Parisian ballet audiences of the time fell into two distinct groups: the wealthy and fashionable set, who would be expecting to see a traditional performance with beautiful music, and a “Bohemian” group favoring anything new and nontraditional because it would annoy the snobs in the boxes.

The evening began tranquilly with Les Sylphides, in which Vaslav Nijinsky and Tamara Karsavina danced the main roles, followed by the premiere of Stravinsky’s The Rite of Spring (Pictures of Pagan Russia in Two Parts) in which, after various primitive rituals celebrating the advent of spring, a young girl is chosen as a sacrificial victim and dances herself to death.

There is a consensus among eyewitnesses and commentators that the disturbances in the audience began during the Introduction, which was greeted by derisive laughter, and grew into a crescendo when the curtain rose on the “Augurs of Spring” with its pipers piping and dancers stomping.

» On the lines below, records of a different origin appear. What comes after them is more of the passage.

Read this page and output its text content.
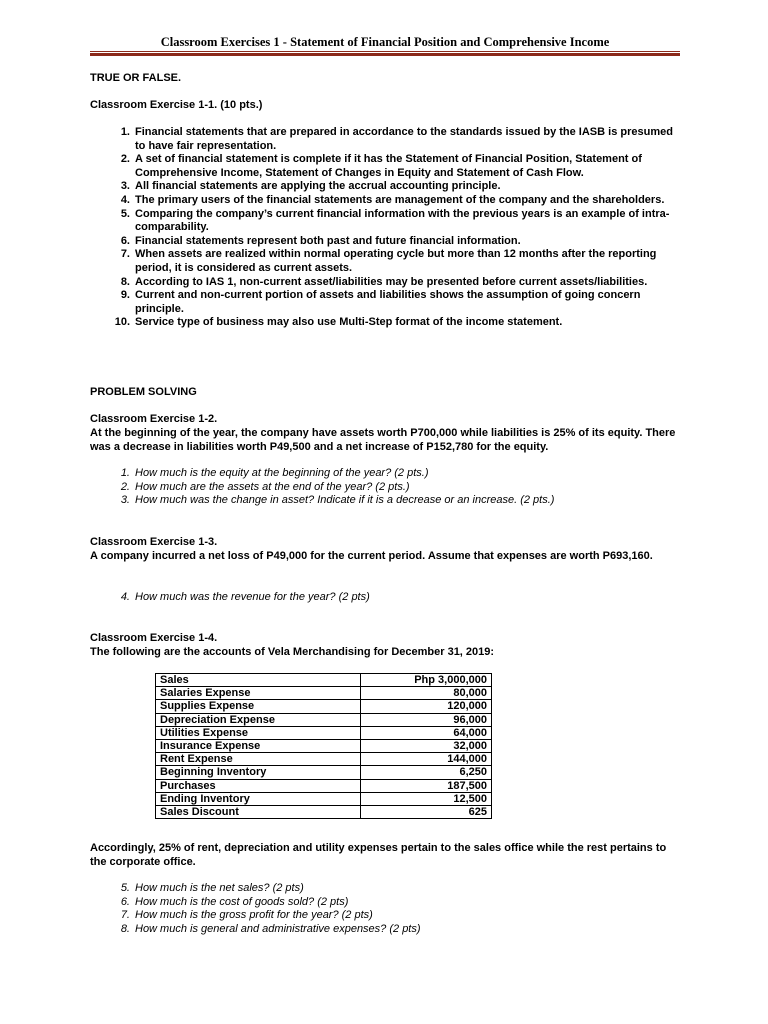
Classroom Exercises 1 - Statement of Financial Position and Comprehensive Income
TRUE OR FALSE.
Classroom Exercise 1-1. (10 pts.)
1. Financial statements that are prepared in accordance to the standards issued by the IASB is presumed to have fair representation.
2. A set of financial statement is complete if it has the Statement of Financial Position, Statement of Comprehensive Income, Statement of Changes in Equity and Statement of Cash Flow.
3. All financial statements are applying the accrual accounting principle.
4. The primary users of the financial statements are management of the company and the shareholders.
5. Comparing the company’s current financial information with the previous years is an example of intra-comparability.
6. Financial statements represent both past and future financial information.
7. When assets are realized within normal operating cycle but more than 12 months after the reporting period, it is considered as current assets.
8. According to IAS 1, non-current asset/liabilities may be presented before current assets/liabilities.
9. Current and non-current portion of assets and liabilities shows the assumption of going concern principle.
10. Service type of business may also use Multi-Step format of the income statement.
PROBLEM SOLVING
Classroom Exercise 1-2.
At the beginning of the year, the company have assets worth P700,000 while liabilities is 25% of its equity. There was a decrease in liabilities worth P49,500 and a net increase of P152,780 for the equity.
1. How much is the equity at the beginning of the year? (2 pts.)
2. How much are the assets at the end of the year? (2 pts.)
3. How much was the change in asset? Indicate if it is a decrease or an increase. (2 pts.)
Classroom Exercise 1-3.
A company incurred a net loss of P49,000 for the current period. Assume that expenses are worth P693,160.
4. How much was the revenue for the year? (2 pts)
Classroom Exercise 1-4.
The following are the accounts of Vela Merchandising for December 31, 2019:
Sales	Php 3,000,000
Salaries Expense	80,000
Supplies Expense	120,000
Depreciation Expense	96,000
Utilities Expense	64,000
Insurance Expense	32,000
Rent Expense	144,000
Beginning Inventory	6,250
Purchases	187,500
Ending Inventory	12,500
Sales Discount	625
Accordingly, 25% of rent, depreciation and utility expenses pertain to the sales office while the rest pertains to the corporate office.
5. How much is the net sales? (2 pts)
6. How much is the cost of goods sold? (2 pts)
7. How much is the gross profit for the year? (2 pts)
8. How much is general and administrative expenses? (2 pts)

The terrific uproar, along with the on-stage noises, pretty much drowned out the performers.  The two factions in the audience began attacking each other, but their anger was soon diverted toward the orchestra, and anything not tied down was quickly thrown in its direction. The plucky orchestra played on. Forty or so of the most energetic offenders were forcefully ejected by the police who had arrived somewhere toward the end of Part I. Throughout all this the performance continued without interruption.

Things grew somewhat quieter during Part II, and by some accounts the final “Sacrificial Dance” was watched in reasonable silence, albeit with a certain amount of muttering.  At the end there were several curtain calls (as opposed to catcalls) for the dancers, the orchestra, and Stravinsky before the evening’s program continued.

Press reviews called the work “a laborious and puerile barbarity” on one hand and “superb, with the disturbances, being merely a rowdy debate between two ill-mannered factions” on the other.

Paris survived.  The Rite of Spring became a classic.  And puerile barbarity is alive and well.